President Biden on Monday declined to say when he thinks the U.S. will reach “herd immunity” to the coronavirus but predicted “we’ll be in a very different position” by the end of the summer.
Pressed to highlight a point on the calendar, Mr. Biden characterized the effort as a rolling push to get as many people immunized as possible.
“There’s a debate about what constitutes herd immunity, is it 70%, 68%, 81%?” Mr. Biden said during a trip to Virginia. “The point is right now every single person 16 years or older doesn’t have to wait in line. Just show up and get a vaccination now.
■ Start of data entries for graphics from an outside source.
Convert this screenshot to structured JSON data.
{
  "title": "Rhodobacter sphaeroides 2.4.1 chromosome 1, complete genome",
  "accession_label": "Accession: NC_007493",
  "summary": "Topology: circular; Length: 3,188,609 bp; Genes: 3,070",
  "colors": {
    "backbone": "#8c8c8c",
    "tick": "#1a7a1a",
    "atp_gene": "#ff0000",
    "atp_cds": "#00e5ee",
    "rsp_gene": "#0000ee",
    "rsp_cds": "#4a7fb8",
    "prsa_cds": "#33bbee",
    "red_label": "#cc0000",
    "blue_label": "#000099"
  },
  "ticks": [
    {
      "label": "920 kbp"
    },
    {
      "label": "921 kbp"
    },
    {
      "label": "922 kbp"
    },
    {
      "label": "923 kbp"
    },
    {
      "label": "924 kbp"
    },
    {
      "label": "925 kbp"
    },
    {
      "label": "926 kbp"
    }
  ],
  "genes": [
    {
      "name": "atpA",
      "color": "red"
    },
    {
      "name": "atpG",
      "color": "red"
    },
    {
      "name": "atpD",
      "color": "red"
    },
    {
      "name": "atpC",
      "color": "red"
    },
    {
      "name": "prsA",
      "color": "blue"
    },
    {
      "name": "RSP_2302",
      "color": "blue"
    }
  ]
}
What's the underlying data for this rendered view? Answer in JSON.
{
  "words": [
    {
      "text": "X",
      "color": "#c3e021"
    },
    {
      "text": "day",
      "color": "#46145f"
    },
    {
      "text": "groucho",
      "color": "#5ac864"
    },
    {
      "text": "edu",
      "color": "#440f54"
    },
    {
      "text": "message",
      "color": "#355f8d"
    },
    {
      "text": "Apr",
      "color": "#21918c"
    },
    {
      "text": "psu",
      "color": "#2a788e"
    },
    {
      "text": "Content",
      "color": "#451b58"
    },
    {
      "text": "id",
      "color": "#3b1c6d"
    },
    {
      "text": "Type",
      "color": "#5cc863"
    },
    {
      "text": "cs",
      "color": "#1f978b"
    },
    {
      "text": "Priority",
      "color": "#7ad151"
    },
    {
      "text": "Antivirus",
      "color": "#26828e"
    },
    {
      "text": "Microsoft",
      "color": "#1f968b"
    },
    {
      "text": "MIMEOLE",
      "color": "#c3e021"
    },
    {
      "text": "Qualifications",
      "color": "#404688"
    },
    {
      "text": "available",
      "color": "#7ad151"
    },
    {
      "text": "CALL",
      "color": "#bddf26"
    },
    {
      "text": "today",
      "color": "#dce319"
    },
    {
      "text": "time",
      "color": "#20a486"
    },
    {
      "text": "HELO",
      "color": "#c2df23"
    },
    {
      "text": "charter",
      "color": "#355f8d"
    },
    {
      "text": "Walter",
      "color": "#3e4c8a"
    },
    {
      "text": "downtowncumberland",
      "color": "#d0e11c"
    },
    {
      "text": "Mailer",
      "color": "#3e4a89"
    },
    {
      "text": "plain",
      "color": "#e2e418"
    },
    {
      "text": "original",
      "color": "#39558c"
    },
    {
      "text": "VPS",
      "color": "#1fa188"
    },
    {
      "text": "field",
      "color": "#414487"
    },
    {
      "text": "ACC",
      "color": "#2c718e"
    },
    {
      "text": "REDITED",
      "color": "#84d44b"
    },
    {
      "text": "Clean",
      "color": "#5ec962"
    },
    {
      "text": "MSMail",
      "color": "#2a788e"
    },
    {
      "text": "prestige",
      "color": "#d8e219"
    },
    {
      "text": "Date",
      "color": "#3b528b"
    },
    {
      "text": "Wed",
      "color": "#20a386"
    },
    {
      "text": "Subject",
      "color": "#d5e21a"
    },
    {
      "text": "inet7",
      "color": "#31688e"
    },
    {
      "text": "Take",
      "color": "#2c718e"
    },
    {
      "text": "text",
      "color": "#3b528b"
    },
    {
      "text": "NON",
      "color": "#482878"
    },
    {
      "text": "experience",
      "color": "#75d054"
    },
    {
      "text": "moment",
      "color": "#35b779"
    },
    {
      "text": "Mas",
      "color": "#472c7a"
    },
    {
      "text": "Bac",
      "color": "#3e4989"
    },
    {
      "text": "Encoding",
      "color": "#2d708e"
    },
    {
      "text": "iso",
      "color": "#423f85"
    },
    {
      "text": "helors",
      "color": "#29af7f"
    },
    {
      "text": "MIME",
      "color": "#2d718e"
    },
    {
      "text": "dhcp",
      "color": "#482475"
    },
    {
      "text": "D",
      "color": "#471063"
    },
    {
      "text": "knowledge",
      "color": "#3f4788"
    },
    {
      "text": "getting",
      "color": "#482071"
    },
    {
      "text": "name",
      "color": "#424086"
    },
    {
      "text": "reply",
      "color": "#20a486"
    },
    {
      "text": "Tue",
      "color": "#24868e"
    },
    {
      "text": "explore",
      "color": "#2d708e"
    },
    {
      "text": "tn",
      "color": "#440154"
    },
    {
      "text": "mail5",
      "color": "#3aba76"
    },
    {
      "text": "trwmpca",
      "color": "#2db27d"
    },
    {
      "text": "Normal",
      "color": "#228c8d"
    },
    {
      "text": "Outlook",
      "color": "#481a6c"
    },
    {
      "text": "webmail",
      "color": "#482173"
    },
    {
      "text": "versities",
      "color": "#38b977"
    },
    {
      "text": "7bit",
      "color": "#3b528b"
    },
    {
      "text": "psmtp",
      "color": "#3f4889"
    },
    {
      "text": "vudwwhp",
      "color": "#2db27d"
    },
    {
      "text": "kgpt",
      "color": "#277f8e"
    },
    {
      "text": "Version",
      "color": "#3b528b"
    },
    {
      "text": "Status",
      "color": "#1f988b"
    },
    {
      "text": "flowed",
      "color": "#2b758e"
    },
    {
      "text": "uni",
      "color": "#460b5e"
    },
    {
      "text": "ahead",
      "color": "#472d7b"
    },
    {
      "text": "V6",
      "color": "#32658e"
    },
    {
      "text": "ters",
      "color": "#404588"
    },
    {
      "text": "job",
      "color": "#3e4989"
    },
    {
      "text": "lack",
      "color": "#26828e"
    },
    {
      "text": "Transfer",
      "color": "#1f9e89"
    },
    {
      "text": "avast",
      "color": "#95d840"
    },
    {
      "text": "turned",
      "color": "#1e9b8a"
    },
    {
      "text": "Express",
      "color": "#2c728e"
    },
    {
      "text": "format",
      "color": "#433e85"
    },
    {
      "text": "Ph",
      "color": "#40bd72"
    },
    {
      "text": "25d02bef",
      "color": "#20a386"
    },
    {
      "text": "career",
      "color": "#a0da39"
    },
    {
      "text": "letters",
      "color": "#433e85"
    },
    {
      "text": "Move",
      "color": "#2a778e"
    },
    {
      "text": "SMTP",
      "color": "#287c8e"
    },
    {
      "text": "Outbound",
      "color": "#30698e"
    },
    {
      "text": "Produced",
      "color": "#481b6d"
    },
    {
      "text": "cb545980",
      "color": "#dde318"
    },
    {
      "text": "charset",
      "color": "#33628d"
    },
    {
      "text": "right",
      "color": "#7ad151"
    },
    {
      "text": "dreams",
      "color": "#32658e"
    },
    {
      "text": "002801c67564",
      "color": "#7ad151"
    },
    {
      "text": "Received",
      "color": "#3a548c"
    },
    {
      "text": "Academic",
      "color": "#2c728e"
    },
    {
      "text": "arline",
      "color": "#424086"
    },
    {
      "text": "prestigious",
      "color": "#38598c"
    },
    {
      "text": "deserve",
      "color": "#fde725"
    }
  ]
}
I plead with everyone to get vaccinated now, please.”
As it stands, about 45% of the U.S. population has received at least one dose of the vaccine and nearly a third is fully vaccinated, indicating there is a way to go to reach 70%-90% that’s needed to stamp out the virus.
Disease experts say herd immunity is an elusive, rolling concept so the U.S. should focus on reaching a kind of safety threshold in which the virus becomes less deadly as vulnerable people are vaccinated and young people get the shots to decrease transmission.
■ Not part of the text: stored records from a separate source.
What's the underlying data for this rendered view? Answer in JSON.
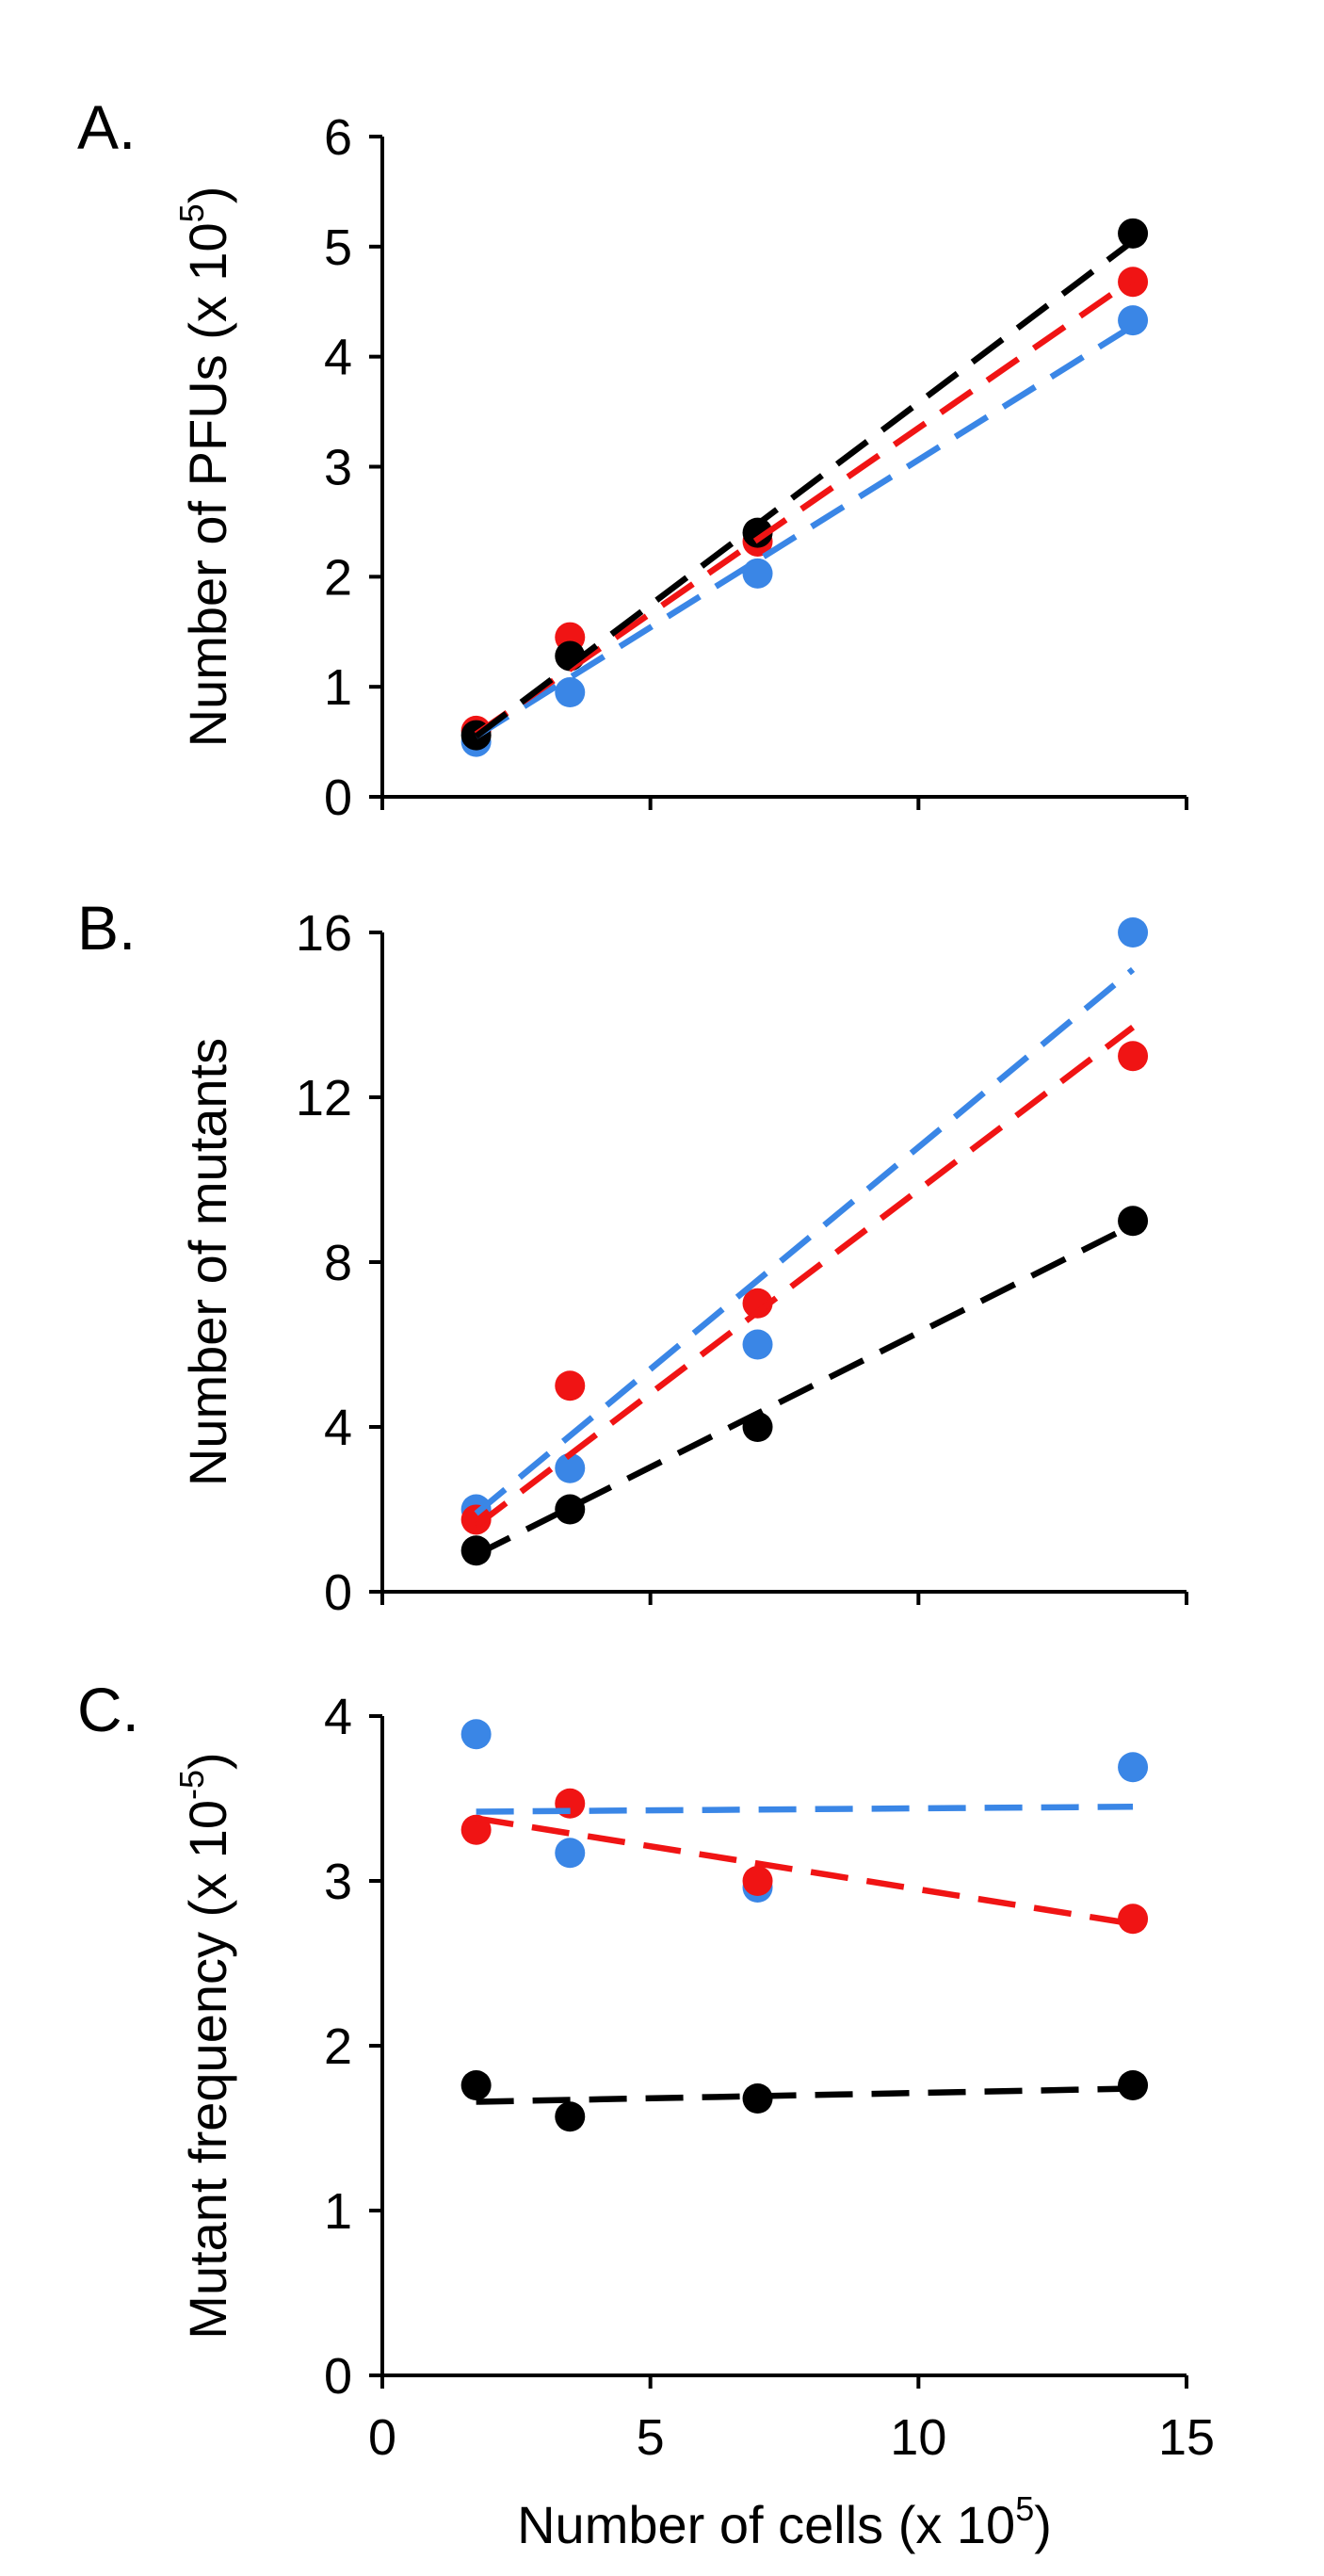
{
  "chart_data": [
    {
      "type": "scatter",
      "panel": "A.",
      "ylabel": "Number of PFUs (x 10",
      "ylabel_sup": "5",
      "ylabel_end": ")",
      "xlabel": "",
      "xlim": [
        0,
        15
      ],
      "ylim": [
        0,
        6
      ],
      "yticks": [
        0,
        1,
        2,
        3,
        4,
        5,
        6
      ],
      "xticks": [
        0,
        5,
        10,
        15
      ],
      "x_tick_labels_shown": false,
      "series": [
        {
          "name": "blue",
          "color": "#3a86e6",
          "x": [
            1.75,
            3.5,
            7,
            14
          ],
          "y": [
            0.5,
            0.95,
            2.03,
            4.33
          ],
          "trend": [
            [
              1.75,
              0.55
            ],
            [
              14,
              4.28
            ]
          ]
        },
        {
          "name": "red",
          "color": "#f01414",
          "x": [
            1.75,
            3.5,
            7,
            14
          ],
          "y": [
            0.6,
            1.45,
            2.32,
            4.68
          ],
          "trend": [
            [
              1.75,
              0.57
            ],
            [
              14,
              4.7
            ]
          ]
        },
        {
          "name": "black",
          "color": "#000000",
          "x": [
            1.75,
            3.5,
            7,
            14
          ],
          "y": [
            0.56,
            1.28,
            2.4,
            5.12
          ],
          "trend": [
            [
              1.75,
              0.55
            ],
            [
              14,
              5.05
            ]
          ]
        }
      ]
    },
    {
      "type": "scatter",
      "panel": "B.",
      "ylabel": "Number of mutants",
      "ylabel_sup": "",
      "ylabel_end": "",
      "xlabel": "",
      "xlim": [
        0,
        15
      ],
      "ylim": [
        0,
        16
      ],
      "yticks": [
        0,
        4,
        8,
        12,
        16
      ],
      "xticks": [
        0,
        5,
        10,
        15
      ],
      "x_tick_labels_shown": false,
      "series": [
        {
          "name": "blue",
          "color": "#3a86e6",
          "x": [
            1.75,
            3.5,
            7,
            14
          ],
          "y": [
            2,
            3,
            6,
            16
          ],
          "trend": [
            [
              1.75,
              1.9
            ],
            [
              14,
              15.1
            ]
          ]
        },
        {
          "name": "red",
          "color": "#f01414",
          "x": [
            1.75,
            3.5,
            7,
            14
          ],
          "y": [
            1.75,
            5,
            7,
            13
          ],
          "trend": [
            [
              1.75,
              1.6
            ],
            [
              14,
              13.7
            ]
          ]
        },
        {
          "name": "black",
          "color": "#000000",
          "x": [
            1.75,
            3.5,
            7,
            14
          ],
          "y": [
            1,
            2,
            4,
            9
          ],
          "trend": [
            [
              1.75,
              0.9
            ],
            [
              14,
              8.9
            ]
          ]
        }
      ]
    },
    {
      "type": "scatter",
      "panel": "C.",
      "ylabel": "Mutant frequency (x 10",
      "ylabel_sup": "-5",
      "ylabel_end": ")",
      "xlabel": "Number of cells (x 10",
      "xlabel_sup": "5",
      "xlabel_end": ")",
      "xlim": [
        0,
        15
      ],
      "ylim": [
        0,
        4
      ],
      "yticks": [
        0,
        1,
        2,
        3,
        4
      ],
      "xticks": [
        0,
        5,
        10,
        15
      ],
      "x_tick_labels_shown": true,
      "series": [
        {
          "name": "blue",
          "color": "#3a86e6",
          "x": [
            1.75,
            3.5,
            7,
            14
          ],
          "y": [
            3.89,
            3.17,
            2.96,
            3.69
          ],
          "trend": [
            [
              1.75,
              3.42
            ],
            [
              14,
              3.45
            ]
          ]
        },
        {
          "name": "red",
          "color": "#f01414",
          "x": [
            1.75,
            3.5,
            7,
            14
          ],
          "y": [
            3.31,
            3.47,
            3.0,
            2.77
          ],
          "trend": [
            [
              1.75,
              3.38
            ],
            [
              14,
              2.74
            ]
          ]
        },
        {
          "name": "black",
          "color": "#000000",
          "x": [
            1.75,
            3.5,
            7,
            14
          ],
          "y": [
            1.76,
            1.57,
            1.68,
            1.76
          ],
          "trend": [
            [
              1.75,
              1.66
            ],
            [
              14,
              1.74
            ]
          ]
        }
      ]
    }
  ]
}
Scientists envision a situation in which the virus flares from time to time but is a manageable problem for hospitals.
The president highlighted progress in the rollout, citing the fact that eight in 10 seniors are partially vaccinated with one dose and two-thirds are fully vaccinated.
“Mobile units going out. It’s getting better and better and better,” he said.
The virus situation is gradually improving alongside the vaccine push, with the rolling average of cases dipping below 5,000 per day again.
However, administration officials want to see widespread vaccination to stave off big outbreaks in the fall or prevent the virus from mutating in unprotected persons. The fear is the virus could evolve to the point where it eludes existing vaccines.